SIGNAL TRANSDUCTION OF CELL DENSITY SENSING IN DICTYOSTELIUM DISCOIDEUM

盘基网柄菌细胞密度传感的信号转导

• 批准号: 6313787
• 负责人: DERRICK T BRAZILL
• 金额: $ 5.95万
• 依托单位: HUNTER COLLEGE
• 依托单位国家: 美国
• 财政年份: 2000
• 资助国家: 美国
• 起止时间: 2000-04-01 至 2004-03-31
• 项目状态: 已结题
• 来源: https://reporter.nih.gov/project-details/6313787
• 关键词: Dictyostelium; G protein; biological signal transduction; biosensor device; cell differentiation; cell growth regulation; cell migration; cell morphology; cell proliferation; cyclic AMP; enzyme activity; guanosinetriphosphatases; immunoprecipitation; phosphorylation; protein kinase C; protein protein interaction; protein purification; protein structure function; receptor binding; transcription factor; western blottings

The ability of mammalian cell to sense the density of the cells around it plays an important role in cellular growth and differentiation. Without such an ability, a developing embryo would be unable to properly proportion its cells into different tissue types. Defects in cell density sensing may also be involved in cancer. Unfortunately, studying cell density sensing in mammalian cells is difficult due to their genetic intractability. However, the simple eukaryote Dictyostelium discoideum is an excellent genetic organism for the study of such a phenomenon. Dictyostelium cells monitor the density of starving cells by sensing the levels of CMF, a protein secreted by starving cells. When there is a sufficiently high density of starving cells, as indicated by a high extracellular concentration of CMF, the cells use relayed pulses of cAMP as a chemoattractant to allow them to aggregate and undergo development. cAMP binds to its receptor, cAR1, and activates a G protein signaling cascade culminating in the regulation of developmentally important genes. However, in the absence of CMF , while cAMP still binds to and activates its receptor, it does not activate downstream signaling components. CMF accomplishes the regulation by controlling the activity of the G protein associated with cAR1. This proposal describes experiments that will characterize the ability of CMF to regulate a G protein and delineate the proteins involved in this regulation. Specifically, the ability of CMF to affect the phosphorylation status of cAR1, the interaction cAR1 and its G protein, and the localization of known signaling proteins to the membrane will be examined. In addition, molecules that are involved in the regulation of the GTPase activity of the G protein will be identified.

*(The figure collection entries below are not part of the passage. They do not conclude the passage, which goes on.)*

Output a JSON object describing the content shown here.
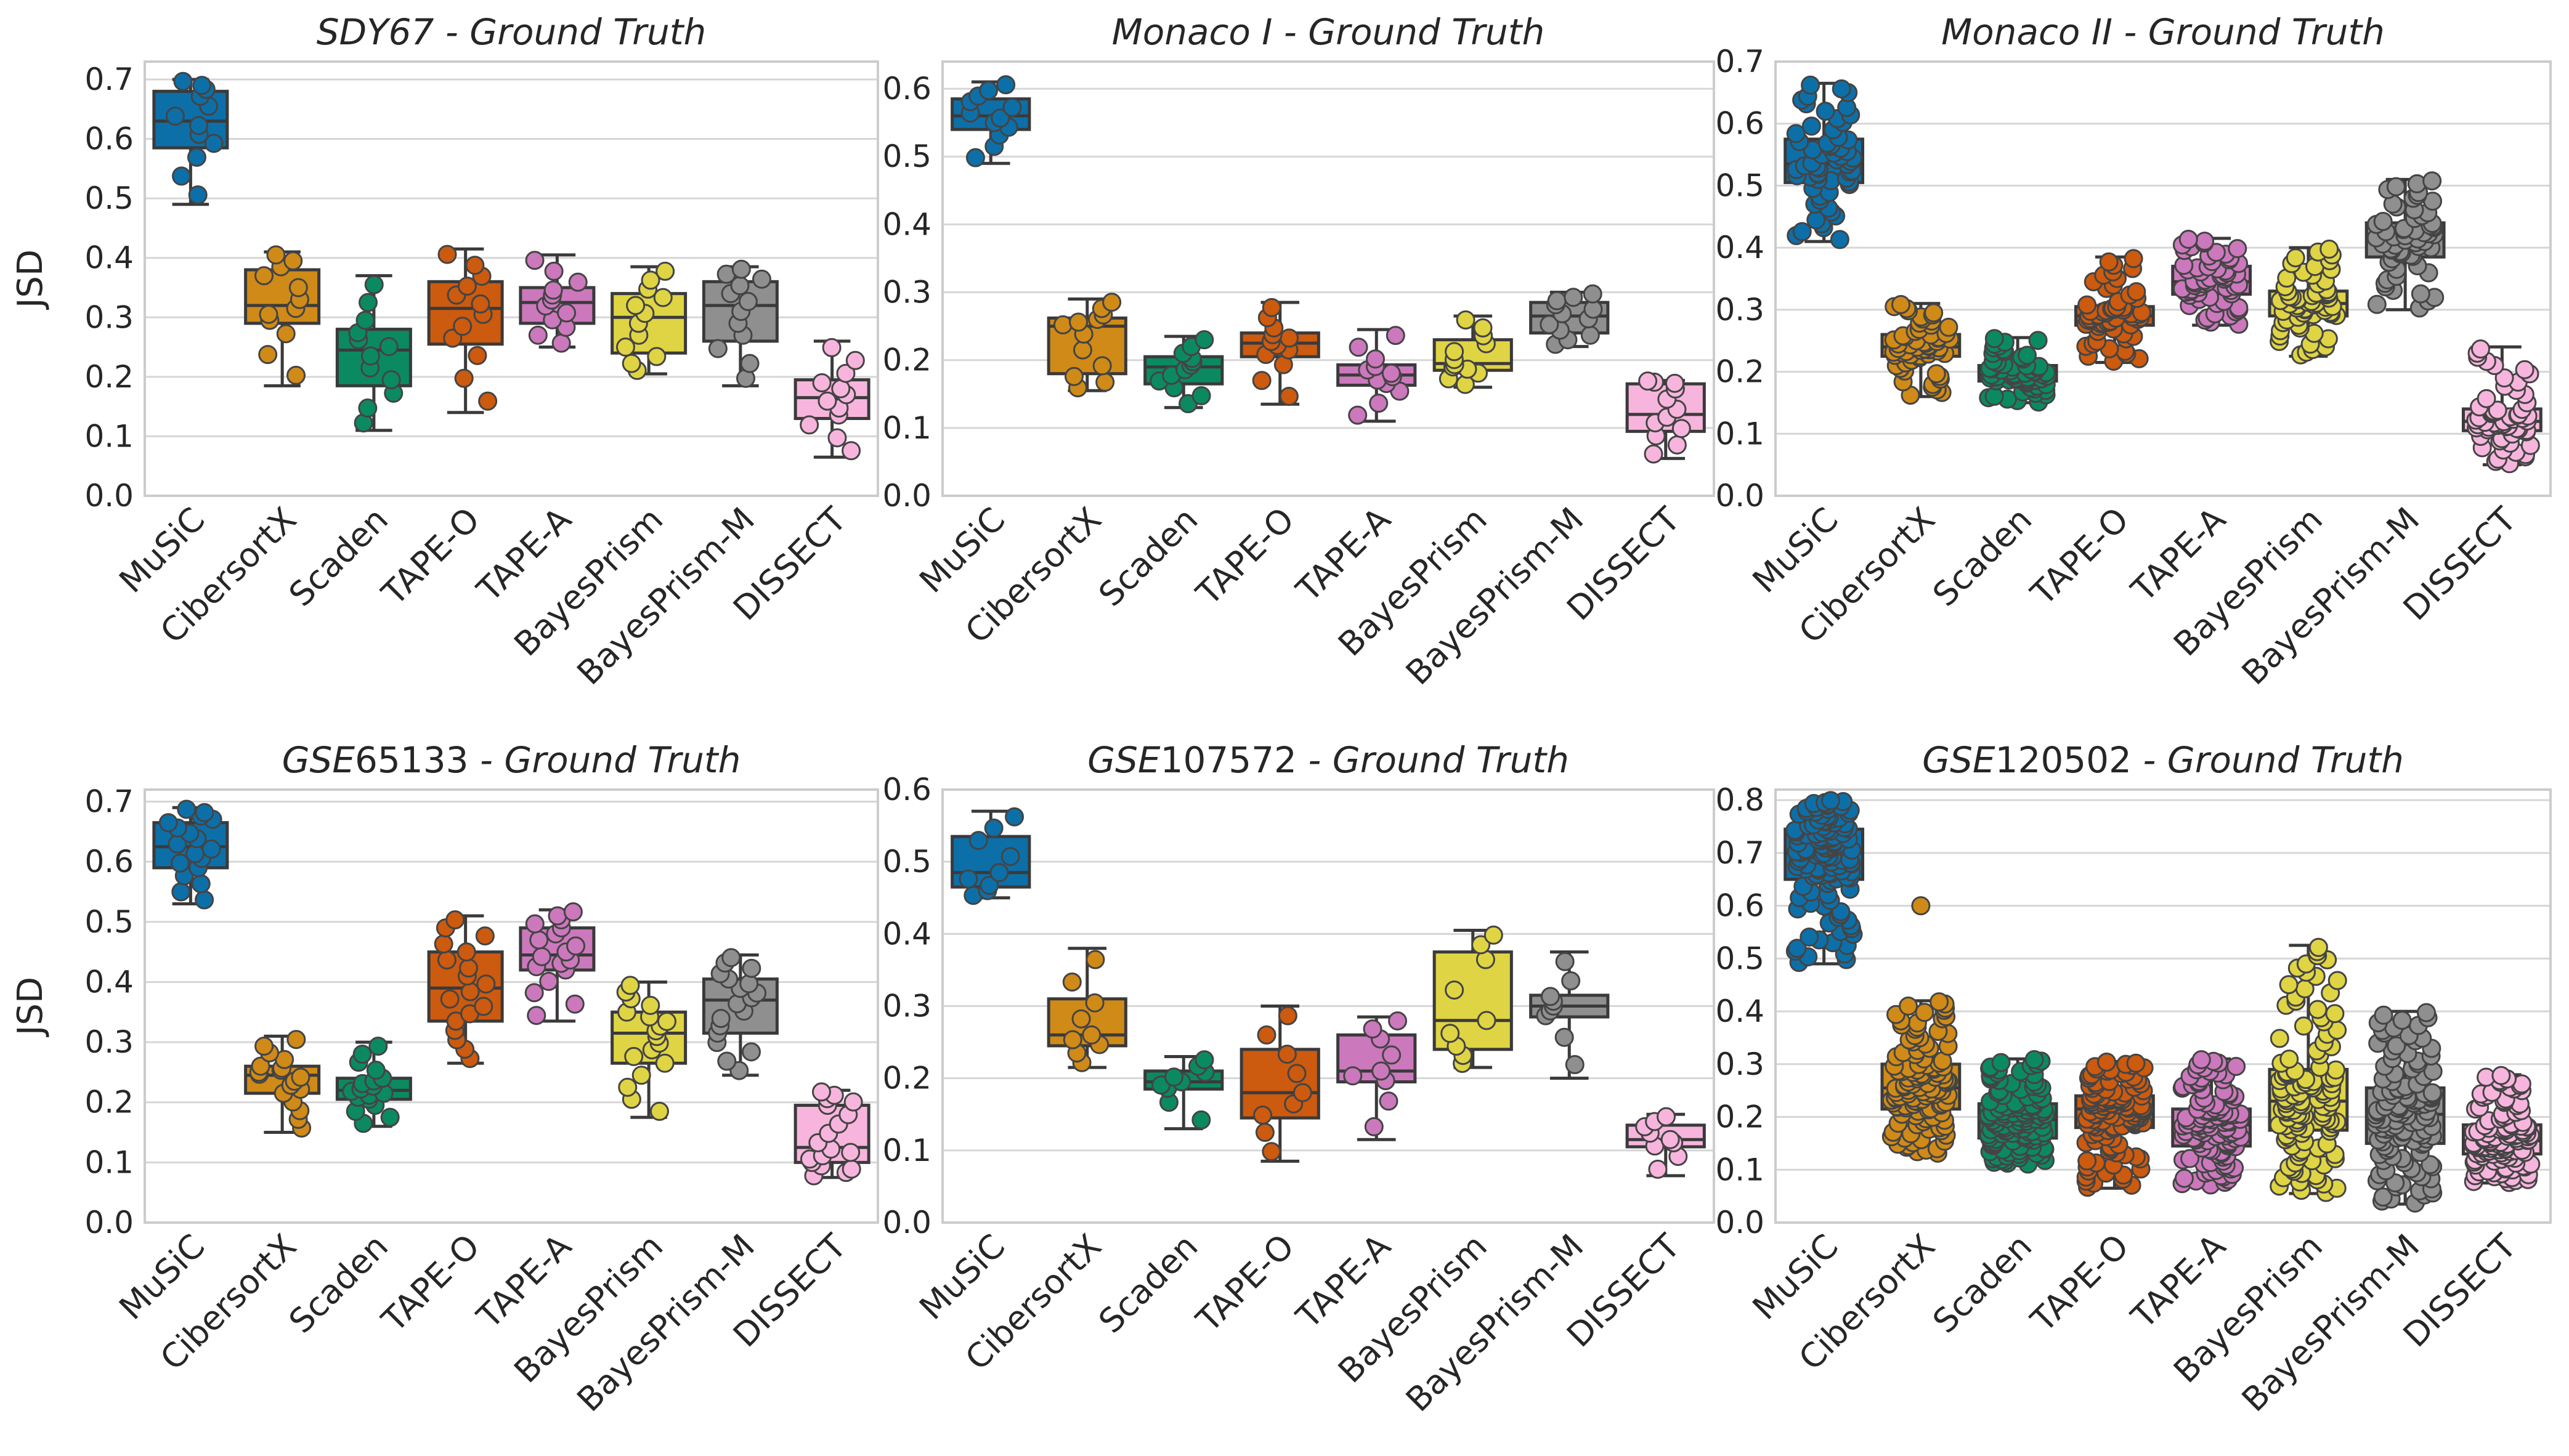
{
  "figure": {
    "y_axis_label": "JSD"
  },
  "colors": {
    "MuSiC": "#0d6fa8",
    "CibersortX": "#d08a17",
    "Scaden": "#0b8a62",
    "TAPE-O": "#cc5a0f",
    "TAPE-A": "#cc78bd",
    "BayesPrism": "#dfd444",
    "BayesPrism-M": "#8f8f8f",
    "DISSECT": "#f7b5dd",
    "grid": "#d6d6d6",
    "frame": "#cccccc",
    "box_edge": "#3a3a3a"
  },
  "chart_data": [
    {
      "type": "box",
      "title_prefix": "SDY67",
      "title_suffix": " - Ground Truth",
      "title_prefix_italic": true,
      "ylabel": "JSD",
      "ylim": [
        0,
        0.73
      ],
      "yticks": [
        "0.0",
        "0.1",
        "0.2",
        "0.3",
        "0.4",
        "0.5",
        "0.6",
        "0.7"
      ],
      "n_points": 12,
      "categories": [
        "MuSiC",
        "CibersortX",
        "Scaden",
        "TAPE-O",
        "TAPE-A",
        "BayesPrism",
        "BayesPrism-M",
        "DISSECT"
      ],
      "boxes": [
        {
          "whislo": 0.49,
          "q1": 0.585,
          "med": 0.63,
          "q3": 0.68,
          "whishi": 0.7
        },
        {
          "whislo": 0.185,
          "q1": 0.29,
          "med": 0.32,
          "q3": 0.38,
          "whishi": 0.41
        },
        {
          "whislo": 0.11,
          "q1": 0.185,
          "med": 0.245,
          "q3": 0.28,
          "whishi": 0.37
        },
        {
          "whislo": 0.14,
          "q1": 0.255,
          "med": 0.315,
          "q3": 0.36,
          "whishi": 0.415
        },
        {
          "whislo": 0.25,
          "q1": 0.29,
          "med": 0.325,
          "q3": 0.35,
          "whishi": 0.405
        },
        {
          "whislo": 0.205,
          "q1": 0.24,
          "med": 0.3,
          "q3": 0.34,
          "whishi": 0.385
        },
        {
          "whislo": 0.185,
          "q1": 0.26,
          "med": 0.32,
          "q3": 0.36,
          "whishi": 0.385
        },
        {
          "whislo": 0.065,
          "q1": 0.13,
          "med": 0.165,
          "q3": 0.195,
          "whishi": 0.26
        }
      ]
    },
    {
      "type": "box",
      "title_prefix": "Monaco I",
      "title_suffix": " - Ground Truth",
      "title_prefix_italic": true,
      "ylabel": "",
      "ylim": [
        0,
        0.64
      ],
      "yticks": [
        "0.0",
        "0.1",
        "0.2",
        "0.3",
        "0.4",
        "0.5",
        "0.6"
      ],
      "n_points": 12,
      "categories": [
        "MuSiC",
        "CibersortX",
        "Scaden",
        "TAPE-O",
        "TAPE-A",
        "BayesPrism",
        "BayesPrism-M",
        "DISSECT"
      ],
      "boxes": [
        {
          "whislo": 0.49,
          "q1": 0.54,
          "med": 0.56,
          "q3": 0.585,
          "whishi": 0.61
        },
        {
          "whislo": 0.155,
          "q1": 0.18,
          "med": 0.25,
          "q3": 0.262,
          "whishi": 0.29
        },
        {
          "whislo": 0.13,
          "q1": 0.165,
          "med": 0.19,
          "q3": 0.205,
          "whishi": 0.235
        },
        {
          "whislo": 0.135,
          "q1": 0.205,
          "med": 0.225,
          "q3": 0.24,
          "whishi": 0.285
        },
        {
          "whislo": 0.11,
          "q1": 0.163,
          "med": 0.178,
          "q3": 0.193,
          "whishi": 0.245
        },
        {
          "whislo": 0.16,
          "q1": 0.185,
          "med": 0.195,
          "q3": 0.23,
          "whishi": 0.265
        },
        {
          "whislo": 0.22,
          "q1": 0.24,
          "med": 0.265,
          "q3": 0.285,
          "whishi": 0.3
        },
        {
          "whislo": 0.055,
          "q1": 0.095,
          "med": 0.12,
          "q3": 0.165,
          "whishi": 0.17
        }
      ]
    },
    {
      "type": "box",
      "title_prefix": "Monaco II",
      "title_suffix": " - Ground Truth",
      "title_prefix_italic": true,
      "ylabel": "",
      "ylim": [
        0,
        0.7
      ],
      "yticks": [
        "0.0",
        "0.1",
        "0.2",
        "0.3",
        "0.4",
        "0.5",
        "0.6",
        "0.7"
      ],
      "n_points": 60,
      "categories": [
        "MuSiC",
        "CibersortX",
        "Scaden",
        "TAPE-O",
        "TAPE-A",
        "BayesPrism",
        "BayesPrism-M",
        "DISSECT"
      ],
      "boxes": [
        {
          "whislo": 0.41,
          "q1": 0.505,
          "med": 0.535,
          "q3": 0.575,
          "whishi": 0.665
        },
        {
          "whislo": 0.16,
          "q1": 0.225,
          "med": 0.24,
          "q3": 0.26,
          "whishi": 0.31
        },
        {
          "whislo": 0.15,
          "q1": 0.185,
          "med": 0.195,
          "q3": 0.21,
          "whishi": 0.255
        },
        {
          "whislo": 0.215,
          "q1": 0.275,
          "med": 0.29,
          "q3": 0.305,
          "whishi": 0.385
        },
        {
          "whislo": 0.275,
          "q1": 0.325,
          "med": 0.345,
          "q3": 0.37,
          "whishi": 0.415
        },
        {
          "whislo": 0.225,
          "q1": 0.29,
          "med": 0.31,
          "q3": 0.33,
          "whishi": 0.4
        },
        {
          "whislo": 0.3,
          "q1": 0.385,
          "med": 0.415,
          "q3": 0.44,
          "whishi": 0.51
        },
        {
          "whislo": 0.05,
          "q1": 0.105,
          "med": 0.12,
          "q3": 0.14,
          "whishi": 0.24
        }
      ]
    },
    {
      "type": "box",
      "title_prefix": "GSE",
      "title_suffix": "65133 - Ground Truth",
      "title_prefix_italic": true,
      "ylabel": "JSD",
      "ylim": [
        0,
        0.72
      ],
      "yticks": [
        "0.0",
        "0.1",
        "0.2",
        "0.3",
        "0.4",
        "0.5",
        "0.6",
        "0.7"
      ],
      "n_points": 18,
      "categories": [
        "MuSiC",
        "CibersortX",
        "Scaden",
        "TAPE-O",
        "TAPE-A",
        "BayesPrism",
        "BayesPrism-M",
        "DISSECT"
      ],
      "boxes": [
        {
          "whislo": 0.53,
          "q1": 0.59,
          "med": 0.625,
          "q3": 0.665,
          "whishi": 0.69
        },
        {
          "whislo": 0.15,
          "q1": 0.215,
          "med": 0.245,
          "q3": 0.26,
          "whishi": 0.31
        },
        {
          "whislo": 0.16,
          "q1": 0.205,
          "med": 0.22,
          "q3": 0.24,
          "whishi": 0.3
        },
        {
          "whislo": 0.265,
          "q1": 0.335,
          "med": 0.39,
          "q3": 0.45,
          "whishi": 0.51
        },
        {
          "whislo": 0.335,
          "q1": 0.42,
          "med": 0.445,
          "q3": 0.49,
          "whishi": 0.52
        },
        {
          "whislo": 0.175,
          "q1": 0.265,
          "med": 0.315,
          "q3": 0.35,
          "whishi": 0.4
        },
        {
          "whislo": 0.245,
          "q1": 0.315,
          "med": 0.37,
          "q3": 0.405,
          "whishi": 0.445
        },
        {
          "whislo": 0.075,
          "q1": 0.1,
          "med": 0.125,
          "q3": 0.195,
          "whishi": 0.22
        }
      ]
    },
    {
      "type": "box",
      "title_prefix": "GSE",
      "title_suffix": "107572 - Ground Truth",
      "title_prefix_italic": true,
      "ylabel": "",
      "ylim": [
        0,
        0.6
      ],
      "yticks": [
        "0.0",
        "0.1",
        "0.2",
        "0.3",
        "0.4",
        "0.5",
        "0.6"
      ],
      "n_points": 9,
      "categories": [
        "MuSiC",
        "CibersortX",
        "Scaden",
        "TAPE-O",
        "TAPE-A",
        "BayesPrism",
        "BayesPrism-M",
        "DISSECT"
      ],
      "boxes": [
        {
          "whislo": 0.45,
          "q1": 0.465,
          "med": 0.485,
          "q3": 0.535,
          "whishi": 0.57
        },
        {
          "whislo": 0.215,
          "q1": 0.245,
          "med": 0.26,
          "q3": 0.31,
          "whishi": 0.38
        },
        {
          "whislo": 0.13,
          "q1": 0.185,
          "med": 0.195,
          "q3": 0.21,
          "whishi": 0.23
        },
        {
          "whislo": 0.085,
          "q1": 0.145,
          "med": 0.18,
          "q3": 0.24,
          "whishi": 0.3
        },
        {
          "whislo": 0.115,
          "q1": 0.195,
          "med": 0.21,
          "q3": 0.26,
          "whishi": 0.285
        },
        {
          "whislo": 0.215,
          "q1": 0.24,
          "med": 0.28,
          "q3": 0.375,
          "whishi": 0.405
        },
        {
          "whislo": 0.2,
          "q1": 0.285,
          "med": 0.3,
          "q3": 0.315,
          "whishi": 0.375
        },
        {
          "whislo": 0.065,
          "q1": 0.105,
          "med": 0.115,
          "q3": 0.135,
          "whishi": 0.15
        }
      ]
    },
    {
      "type": "box",
      "title_prefix": "GSE",
      "title_suffix": "120502 - Ground Truth",
      "title_prefix_italic": true,
      "ylabel": "",
      "ylim": [
        0,
        0.82
      ],
      "yticks": [
        "0.0",
        "0.1",
        "0.2",
        "0.3",
        "0.4",
        "0.5",
        "0.6",
        "0.7",
        "0.8"
      ],
      "n_points": 120,
      "categories": [
        "MuSiC",
        "CibersortX",
        "Scaden",
        "TAPE-O",
        "TAPE-A",
        "BayesPrism",
        "BayesPrism-M",
        "DISSECT"
      ],
      "boxes": [
        {
          "whislo": 0.49,
          "q1": 0.65,
          "med": 0.7,
          "q3": 0.745,
          "whishi": 0.8
        },
        {
          "whislo": 0.13,
          "q1": 0.215,
          "med": 0.255,
          "q3": 0.3,
          "whishi": 0.42
        },
        {
          "whislo": 0.11,
          "q1": 0.16,
          "med": 0.195,
          "q3": 0.225,
          "whishi": 0.31
        },
        {
          "whislo": 0.065,
          "q1": 0.18,
          "med": 0.215,
          "q3": 0.24,
          "whishi": 0.305
        },
        {
          "whislo": 0.07,
          "q1": 0.145,
          "med": 0.185,
          "q3": 0.215,
          "whishi": 0.31
        },
        {
          "whislo": 0.055,
          "q1": 0.175,
          "med": 0.23,
          "q3": 0.29,
          "whishi": 0.525
        },
        {
          "whislo": 0.035,
          "q1": 0.15,
          "med": 0.205,
          "q3": 0.255,
          "whishi": 0.4
        },
        {
          "whislo": 0.075,
          "q1": 0.13,
          "med": 0.155,
          "q3": 0.185,
          "whishi": 0.28
        }
      ],
      "outliers": [
        {
          "category": "CibersortX",
          "values": [
            0.6
          ]
        }
      ]
    }
  ]
}
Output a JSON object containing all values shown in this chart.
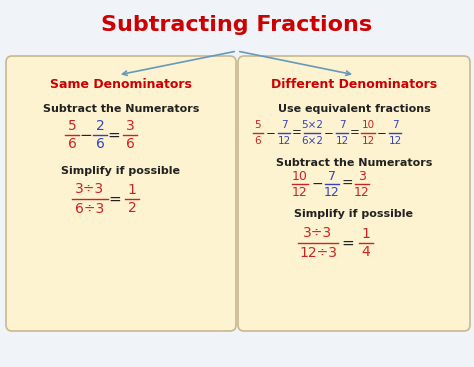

哺乳动物细胞感知周围细胞密度的能力在细胞生长和分化中起着重要作用。没有这种能力，发育的胚胎将无法将其细胞正确比例为不同的组织类型。细胞密度传感的缺陷也可能参与癌症。不幸的是，由于哺乳动物细胞的细胞密度感测，由于其遗传性疾病性很难。然而，简单的真核生物dictyostelium discoideum是研究这种现象的出色遗传生物。 Dictyostelium细胞通过感测CMF的水平来监测饥饿细胞的密度，CMF的水平是由饥饿细胞分泌的蛋白质。当有足够高的饥饿细胞密度（如高细胞外浓度CMF所示）时，细胞使用cAMP的继电器脉冲作为化学吸引剂，使它们可以聚集并进行发育。 CAMP与其受体CAR1结合，并激活G蛋白信号传导级联反应在调节发育重要基因的调节中。但是，在没有CMF的情况下，cAMP仍然与其受体结合并激活其受体，但它不会激活下游信号传导成分。 CMF通过控制与CAR1相关的G蛋白的活性来实现调节。该建议描述了将表征CMF调节G蛋白并描述涉及该调节的蛋白质的能力的实验。具体而言，将检查CMF影响CAR1的磷酸化状态，相互作用CAR1及其G蛋白的能力，以及已知信号蛋白在膜上的定位。另外，将鉴定参与GTPase活性的分子。